In recent months I’ve become somewhat addicted to iNaturalist. It’s a website or app which collects species records but has AI which can identify a species from a photograph. It can be used by anyone and even has an auxiliary app called Seek which can scan plants, animals, fungi and other animals and identify in real time. It’s the way ecological monitoring is going. Nature conservation is dominated by too small a cohort of people and needs to find ways to open its doors to more people. I will never forget hearing of a lifelong species recorder who wouldn’t provide their sightings to science, and that they would rather be buried with them than share them.

Onto more inclusive ways of thinking, over this bank holiday weekend it’s the City Nature Challenge (CNC) where people the world over submit species records to iNaturalist and into the project. As of 10pm on Sunday 2nd May there have been 631,418 sightings submitted. Amazing!

I went to a part of the South Downs that was just about included in the Brighton CNC catchment. I used my zoom lens rather than a dedicated macro because I was doing general ‘work’ with creatures great and small. I used an Olympus 12-45mm lens which can still do macro to a degree (in normal camera terms it’s 24-90mm because I was using a Micro Four Thirds camera, which has a cropped sensor). It worked like a dream.

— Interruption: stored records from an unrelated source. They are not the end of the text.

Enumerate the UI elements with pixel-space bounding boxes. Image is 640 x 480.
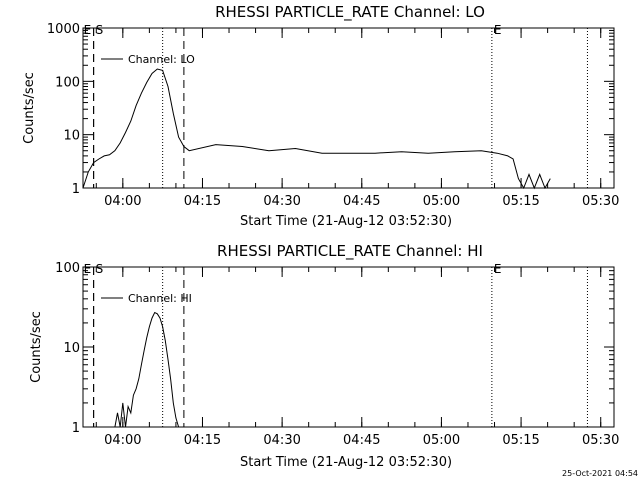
x-tick-label: 04:00 — [104, 194, 141, 209]
y-tick-label: 100 — [55, 261, 80, 276]
x-axis-label: Start Time (21-Aug-12 03:52:30) — [240, 455, 452, 470]
footer-timestamp: 25-Oct-2021 04:54 — [562, 469, 638, 478]
x-tick-label: 04:00 — [104, 433, 141, 448]
y-tick-label: 1000 — [47, 22, 80, 37]
x-tick-label: 04:30 — [263, 433, 300, 448]
legend-label: Channel: LO — [128, 53, 195, 66]
x-tick-label: 04:30 — [263, 194, 300, 209]
x-tick-label: 05:30 — [582, 194, 619, 209]
chart-panel-lo: RHESSI PARTICLE_RATE Channel: LO Start T… — [22, 3, 619, 229]
x-tick-label: 04:45 — [343, 433, 380, 448]
y-axis-label: Counts/sec — [29, 311, 44, 383]
x-tick-label: 05:15 — [502, 433, 539, 448]
y-tick-label: 1 — [72, 421, 80, 436]
y-tick-label: 1 — [72, 182, 80, 197]
y-axis-label: Counts/sec — [22, 72, 37, 144]
y-tick-label: 100 — [55, 75, 80, 90]
y-tick-label: 10 — [63, 129, 80, 144]
chart-title: RHESSI PARTICLE_RATE Channel: HI — [217, 242, 483, 261]
marker-label: E — [84, 23, 92, 37]
series-line — [82, 68, 551, 190]
chart-title: RHESSI PARTICLE_RATE Channel: LO — [215, 3, 485, 22]
y-tick-label: 10 — [63, 341, 80, 356]
marker-label: E — [84, 262, 92, 276]
marker-label: S — [96, 262, 104, 276]
plot-frame — [82, 27, 615, 189]
marker-label: E — [494, 23, 502, 37]
x-tick-label: 05:15 — [502, 194, 539, 209]
x-tick-label: 04:45 — [343, 194, 380, 209]
marker-label: E — [494, 262, 502, 276]
series-line — [114, 311, 180, 428]
x-tick-label: 05:30 — [582, 433, 619, 448]
x-tick-label: 05:00 — [423, 194, 460, 209]
x-tick-label: 04:15 — [184, 433, 221, 448]
marker-label: S — [96, 23, 104, 37]
x-tick-label: 05:00 — [423, 433, 460, 448]
chart-panel-hi: RHESSI PARTICLE_RATE Channel: HI Start T… — [29, 242, 619, 470]
x-tick-label: 04:15 — [184, 194, 221, 209]
legend-label: Channel: HI — [128, 292, 192, 305]
x-axis-label: Start Time (21-Aug-12 03:52:30) — [240, 214, 452, 229]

I photographed each species once, rather than everything, which would never work – can you imagine? I’d still be there now. I really noticed how, even though I probably recorded about 100 species on the South Downs Way, it was dominated by a small number of species. Ground ivy was very common, as was hogweed, white deadnettle and nettles.

The most dominant species were nitrogen-loving, just like this golden shield lichen above which is able to deal with fertiliser and other agricultural pollutants. I wonder how different things might have been before the Second World War’s agricultural boom. The Downs is known to have lost a vast area of chalk grassland in the 20th century, one of the rarest and richest habitats in Britain.

I will save you all the generic images of flower-less plants. I did manage to capture record shots of ravens mobbing a red kite, of which there were several. I love ravens, they are such intelligent and characterful birds. They are also not quite common enough to feel as familiar as crows or jackdaws.

One of my favourite encounters was with this heath snail which was curled up (so to speak) in the flower head of a dandelion or hawkbit. I instantly saw this and started talking to myself dangerously loudly about what a nice image it was. I hope you agree!

I inspected some old hawthorns that were dotted on the edges of the grasslands. I’ve heard they’re good places in the South Downs to find lichens. Though I found nothing outrageous, there were some beautiful species growing on the branches.


These are possibly the beard lichen Ramalina farinacea. iNaturalist has a weird name of farinose cartilage lichen. Farinose seems to mean mealy or floury. That’s a new one for me.

On this section of the South Downs Way there is a sudden square of woodland which the path cuts through. I had always thought this was perhaps planted or some recent woodland that had grown up on fallow land. But I found something that makes me think very differently about it.

This is the first time I’ve seen town hall clock or moschatel. I was amazed to find it. It’s an ancient woodland indicator, which suggests that the woodland is far older than I had realised.

It was nice to witness the typical downland spread of cowslips. Last year we got locked down before this began, and now I’m just getting back here at the point that they’re peaking.

The weather started behaving like something you’d expect in the Yorkshire Dales which cut my species recording short, bar a few desperate snaps in the cold and wet march back to the start.
I managed to capture this footage of a hunting kestrel, hardly macro, but worth sharing.
Thanks for reading.
I always loved that area around Billingshurst, Arundel, Bignor etc.
Thanks for posting this.
D
Thanks for reading, David! Yes it’s special around there. Looking forward to exploring more.
Great shots, Daniel. Some of those paths are so familiar, it makes me feel almost homesick.
Thanks Mick. Is this your old stomping ground then? The views up there are dreamy.
Love the Downs. And we last walked the SDW about three years ago. Now restrictions are easing we’ve just started by getting the bus to Lewes and walking up to the top. Keen to do more!